Отсюда и поразительный контраст: автор, именуя Чернышевского «призраком», то есть фигурой, личностью, за годы ссылки потерявшей какую бы то ни было общественную значимость, то самое харизматическое «что-то», что было прежде, – в то же время приводит свидетельства о таком невероятном рейтинге этого «призрака», что дело дошло до «торговли» им. Подумать только! – через год после убийства Александра II исполкому террористической «Народной Воли» было предложено освобождение Чернышевского в обмен на гарантию благополучного исхода коронации наследника престола – Александра III: «…так меняли его на царей и обратно (что получило впоследствии своё вещественное увенчание, когда его памятником советская власть заместила в Саратове памятник Александра Второго)».18061 Бюст Чернышевского был установлен в 1918 году в Саратове на пьедестале снесённого памятника Александру II. Марксистом Стекловым эта замена названа «историческим символом».18072 «Символ» и стал единицей обменного курса, заменившей реального Чернышевского, – каким бы он ни был до или после ссылки. Чернышевский оказался востребован временем как символ освободительного демократического движе6ния и жертва жестокого произвола властей, и в этом, видимо, секрет устойчивости его авторитета.

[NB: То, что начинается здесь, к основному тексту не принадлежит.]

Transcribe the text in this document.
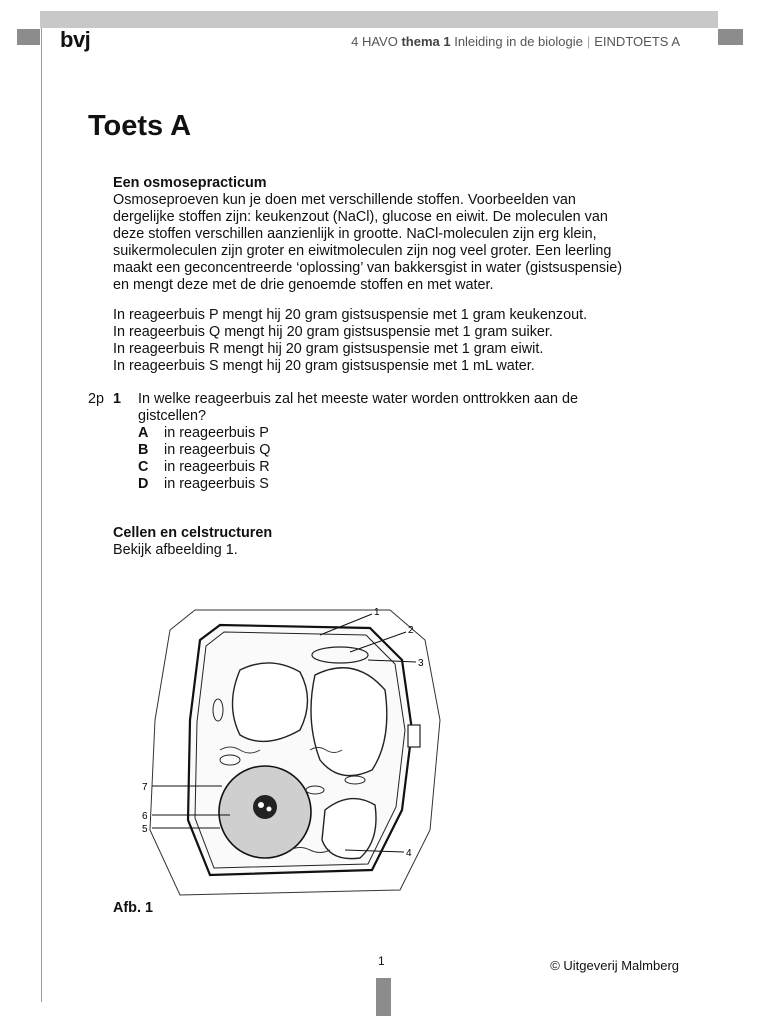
bvj	4 HAVO thema 1 Inleiding in de biologie | EINDTOETS A
Toets A

Een osmosepracticum

Osmoseproeven kun je doen met verschillende stoffen. Voorbeelden van

dergelijke stoffen zijn: keukenzout (NaCl), glucose en eiwit. De moleculen van

deze stoffen verschillen aanzienlijk in grootte. NaCl-moleculen zijn erg klein,

suikermoleculen zijn groter en eiwitmoleculen zijn nog veel groter. Een leerling

maakt een geconcentreerde ‘oplossing’ van bakkersgist in water (gistsuspensie)

en mengt deze met de drie genoemde stoffen en met water.

In reageerbuis P mengt hij 20 gram gistsuspensie met 1 gram keukenzout.

In reageerbuis Q mengt hij 20 gram gistsuspensie met 1 gram suiker.

In reageerbuis R mengt hij 20 gram gistsuspensie met 1 gram eiwit.

In reageerbuis S mengt hij 20 gram gistsuspensie met 1 mL water.

2p 1 In welke reageerbuis zal het meeste water worden onttrokken aan de
gistcellen?
A in reageerbuis P
B in reageerbuis Q
C in reageerbuis R
D in reageerbuis S

Cellen en celstructuren

Bekijk afbeelding 1.

1
2
3
4
5
6
7
Afb. 1
1	© Uitgeverij Malmberg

Прошению о помиловании отца, поданному его сыновьями, был дан ход; 6 июля 1883 года министр юстиции Д.Н. Набоков сделал по этому поводу в окончательном виде доклад, и «Государь соизволил перемещение Чернышевского в Астрахань».18083 24 августа (в тексте – в исходе февраля 83 года, но это ошибочная датировка) иркутские жандармы приехали за Чернышевским в Вилюйск, не известив его о причине и назначении этой внезапной полицейской акции; и только в Иркутске, куда его доставили ночью 28 сентября, начальник иркутского жандармского управления В.В. Келлер на следующий день утром сообщил: «Государь вас помиловал».18094 Биограф очень чуток, описывая перепады эмоционального состояния Чернышевского в течение и после месячного путешествия по Лене, когда он, по свидетельствам сопровождавших его жандармов, сначала, будучи рад покинуть Вилюйск, «несколько раз принимался плясать и петь», но прибыв в Иркутск, который показался ему «всё тем же казематом в сугубо уездной глуши», – судя по заторможенной реакции, не сразу понял сказанное Келлером. Нельзя не привести эту фразу: «“Меня?” – вдруг переспросил старик, встал со стула, положил руки вестнику на плечи и, тряся головой, зарыдал».18105 И как же он ожил, вечером, за чаем у Келлера, без умолку говорил и рассказывал его детям «более или менее персидские сказки, «чувствуя себя как бы выздоравливающим после долгой болезни». Символика, которую привносит автор, – «сказки – об ослах, розах, разбойниках…», – намекает на судьбу героя «Золотого осла» Апулея, похищенного разбойниками, но имеющего ещё шанс снова стать человеком, – надо только съесть лепестки роз, – однако он долгое время не может найти цветы.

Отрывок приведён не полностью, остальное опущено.